There’s a growing market for such a service. The number of students aged 25 to 35 will rise 20 percent by 2022, and the number over 35 will increase 23 percent, the federal government estimates. So will the proportion who are part time. All are key markets for these schools.

“We stand ready to do our part for America’s economic future, one student at a time,” Steve Gunderson, a former Republican congressman who is now CECU’s president and CEO, told the convention.

Previously known as the Career College Association, the organization last changed its name in 2010.

Enrollment at for-profit schools has plummeted by 26 percent since its peak in 2009. Several have closed. Corinthian Colleges, parent of Everest and other chains that once enrolled more than 77,000 students, declared bankruptcy last year. Career Education Corporation is closing its 14 Sanford-Brown campuses and its 16 Le Cordon Bleu culinary schools. Westwood College has stopped accepting new students. The parent company of the Art Institute is shuttering 18 campuses.*

Annual revenues have collectively fallen by $2.3 billion since 2010, according to CECU itself. Apollo Education Group, parent of the University of Phoenix, was sold to a group of investors for slightly more than a tenth of what it was once worth.

Two big companies, Kaplan and DeVry, quit APSCU last year. So have Education Management Corporation and ITT Tech. The University of Phoenix never joined.

Under the turnaround plan, CECU and its members will reach out to Democrats, who have often been critical of for-profit institutions’ low graduation rates and high rates of debt and student loan defaults, and will increase funding for its political action committee.

CECU will promote the idea that for-profit colleges are worth the money, and that their graduates earn more than people without higher educations.

For-profit graduates saw increases in earnings of about 10 percent, a Brookings Institution report found, or about 4 percent per year of the 2.6 years it takes them to complete their educations. That’s much lower than for those who go to other kinds of colleges and universities, the report said. People with degrees from community colleges, for instance, earn 12 percent per year more than they would without them.

But the Brookings authors also pointed out that other kinds of schools don’t necessarily cater to the kind of older, working, and part-time students the for-profits do.

The new association will lobby for Pell Grants—federal direct grants for low-income students—to be made available for study in the summers, rather than only during the traditional academic year. That’s a proposal also backed by the Obama administration and key members of Congress in a rare bipartisan consensus.

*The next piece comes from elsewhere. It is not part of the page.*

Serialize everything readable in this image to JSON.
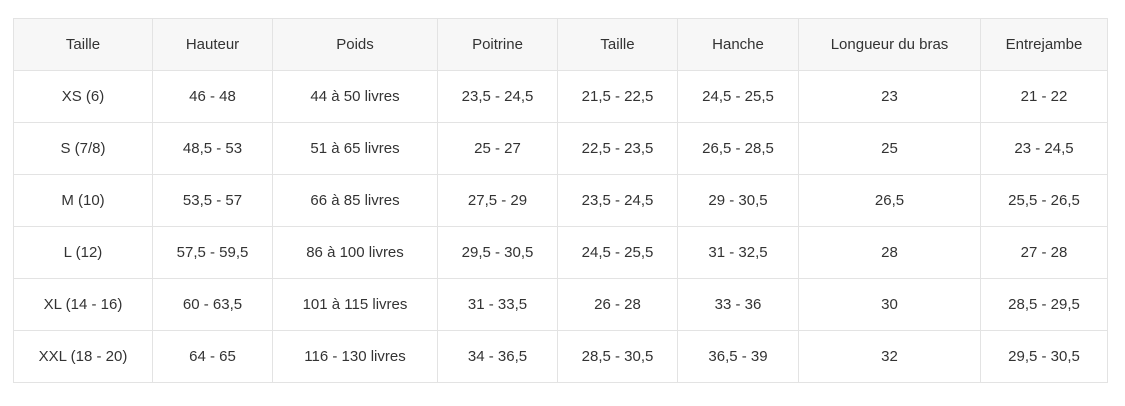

And it will push for the adoption of recommendations to reduce the number of regulations on all colleges and universities. The recommendations were produced by a task force made up exclusively of university and college presidents and officers of their industry associations, and its report was produced by the American Council on Education, the primary higher-education lobbying group.

This story was produced by The Hechinger Report, a nonprofit, independent news organization focused on inequality and innovation in education. Read more about higher education.

*An earlier version of this story said the Art Institute was closing 15 campuses. Three more have stopped accepting students and will eventually close.